Tuesday, April 22, 2014

The Indian Penile Code of Conduct



India has had a long lineage of some astoundingly dumb politicians. One after another, through their actions and their words they have set newer benchmarks of foolhardiness. One such veteran of this brigade is the guy who had the audacity of releasing a lyrically dysfunctional song-Irade Lohe Hai, Man se hai Mulayam. The absurd idea of putting your own name in a song was incepted and then nurtured by Sri Sri Honey Singh, but its true worth only realized by Shri Mulayam Singh Yadav.

Nonetheless, with this song, Mulayam Singh has come the closest in dethroning MDH Masala’s 91 year old poster boy in a quest to "Hey no one anyways cares about us so let’s blow our own trumpet and give them a reason to hate us! "

If the song wasn’t an adequate proof of Mulayam’s acute brain dysfunctionality, he recently went on the record saying, boys will be boys and hence if convicted of rape, should be forgiven.

The hysteria reached a new height when another Samajwadi Party Leader, Abu Azmi said that all those women who have sex should be hanged!

PS- Abu Azmi is Aisha Takia’s father in law!

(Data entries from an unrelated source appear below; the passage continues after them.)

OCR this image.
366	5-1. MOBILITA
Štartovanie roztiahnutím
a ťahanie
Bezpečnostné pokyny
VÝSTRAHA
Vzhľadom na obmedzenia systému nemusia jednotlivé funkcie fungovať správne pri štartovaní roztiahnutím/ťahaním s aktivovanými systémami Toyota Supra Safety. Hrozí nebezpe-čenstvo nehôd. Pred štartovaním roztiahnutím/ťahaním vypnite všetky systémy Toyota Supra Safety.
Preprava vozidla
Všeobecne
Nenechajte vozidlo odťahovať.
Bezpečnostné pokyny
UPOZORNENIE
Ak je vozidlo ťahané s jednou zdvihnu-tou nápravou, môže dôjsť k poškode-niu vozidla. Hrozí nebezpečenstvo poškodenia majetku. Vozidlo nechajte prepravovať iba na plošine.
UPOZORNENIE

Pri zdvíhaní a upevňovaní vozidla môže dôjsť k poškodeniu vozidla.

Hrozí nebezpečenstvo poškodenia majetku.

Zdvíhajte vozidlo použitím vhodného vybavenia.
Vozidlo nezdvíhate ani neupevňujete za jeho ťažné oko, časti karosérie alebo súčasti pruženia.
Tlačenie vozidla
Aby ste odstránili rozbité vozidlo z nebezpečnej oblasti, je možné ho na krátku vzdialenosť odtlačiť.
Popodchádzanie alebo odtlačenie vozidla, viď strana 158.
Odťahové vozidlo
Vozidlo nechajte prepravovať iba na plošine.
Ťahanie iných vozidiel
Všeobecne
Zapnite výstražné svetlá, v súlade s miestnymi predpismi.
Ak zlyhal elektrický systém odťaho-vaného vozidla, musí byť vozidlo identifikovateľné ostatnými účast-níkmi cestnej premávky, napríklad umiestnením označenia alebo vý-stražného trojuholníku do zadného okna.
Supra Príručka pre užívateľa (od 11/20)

Some ironies simply crack me up.

All those men who went into oblivion on hearing Aisha Takia’s name, come back! Yes we all realize she is a true asset to bollywood in every sense of the word but we have her father in law to talk about.

So Abu Azmi’s comments if you are to take them seriously, does make you ponder over a few things.  Now that women should stop having sex, that leaves men an option to


  1. Have sex within themselves in which case they directly stand to offend the section 377. The only section of the constitution which in any way deals with the Aam aadmi’s lesbian fantasy
  2. Or well….have sex with themselves. Which is like watching reruns of Friends or Andaz-Apna-Apna . You, have done it innumerable times, you do it when you get bored  and you enjoyed it every time you have done it but somehow at the end of it you say to yourself,” Boy, I really need to move on! “


Considering that the first option is criminal in nature and since crime can only be committed if you are a politician, actor, bureaucrat, cricketer, godman, or a son, daughter, spouse, nephew, niece of a politician, actor, bureaucrat, cricketer, godman,  all we are left with is the second option.   

It’s ironical that an SP leader should advocate it because if anyone, it’s their elephantine opposition leader who had been so busy all these years in statutory masturbation. Statutory because it involved statues (aah! the word-play) and masturbation because it involved erection and self-pleasing. So yes Mayawati did erect her own statues in an attempt to delight herself. Whichever way you expound it, it eventually boils to the idea that SP might as well be a B team of BSP, promoting their cause in disguise which again puzzles me, because it would have been easier for BSP to play the role of a B team owing to its party initials. 

Pardon my B-team theory but with the political clamor around where the words like b-team, secular, incumbent are being used at a speed of Jupiter’s escape velocity, it was only a matter of time before they crept into my writing. Talking of B-teams, one cannot pass by without mentioning our ever so talked about Rohit Sharma of Indian politics, The Aam Aadmi Party.

Everyone sees immense potential in them, thinks that they are the next big thing but when it comes to execution, they seem to believe in cameos more than in a marathon innings. Sadly, they now stand a chance of getting pushed into obscurity and by their own self destructive means a chance of turning their entire political film reel into a farce, a comedy. And if latest reports are any indication, their preferred genre seems to be slap-stick comedy! But say what you may, with AAP I feel we finally have the ABC of Indian Politics in place. AAP, BJP and Congress. Earlier all politics seemed to me was BC.

But I'm digressing. The paramount need of this country, even greater than the outcome of the game of thrones this nation is currently into, is the need for discipline. A need for all the men of this country to follow a code of conduct. Quite recently a famous journalist, chief editor of a popular magazine was accused of attempt to rape. Turns out his daughter was well aware of her father's misdeeds and had once advised him, quite blatantly, to keep it in his pants!

In our country, where the first rule of sex is that you don't talk about sex, a daughter was gutsy enough to say this to her father. There itself is your penile code conduct. Learn, for god's sake to keep it in your pants!

After all if there is one thing we men can do, is to not get unnecessarily hard and learn to keep it Mulayam!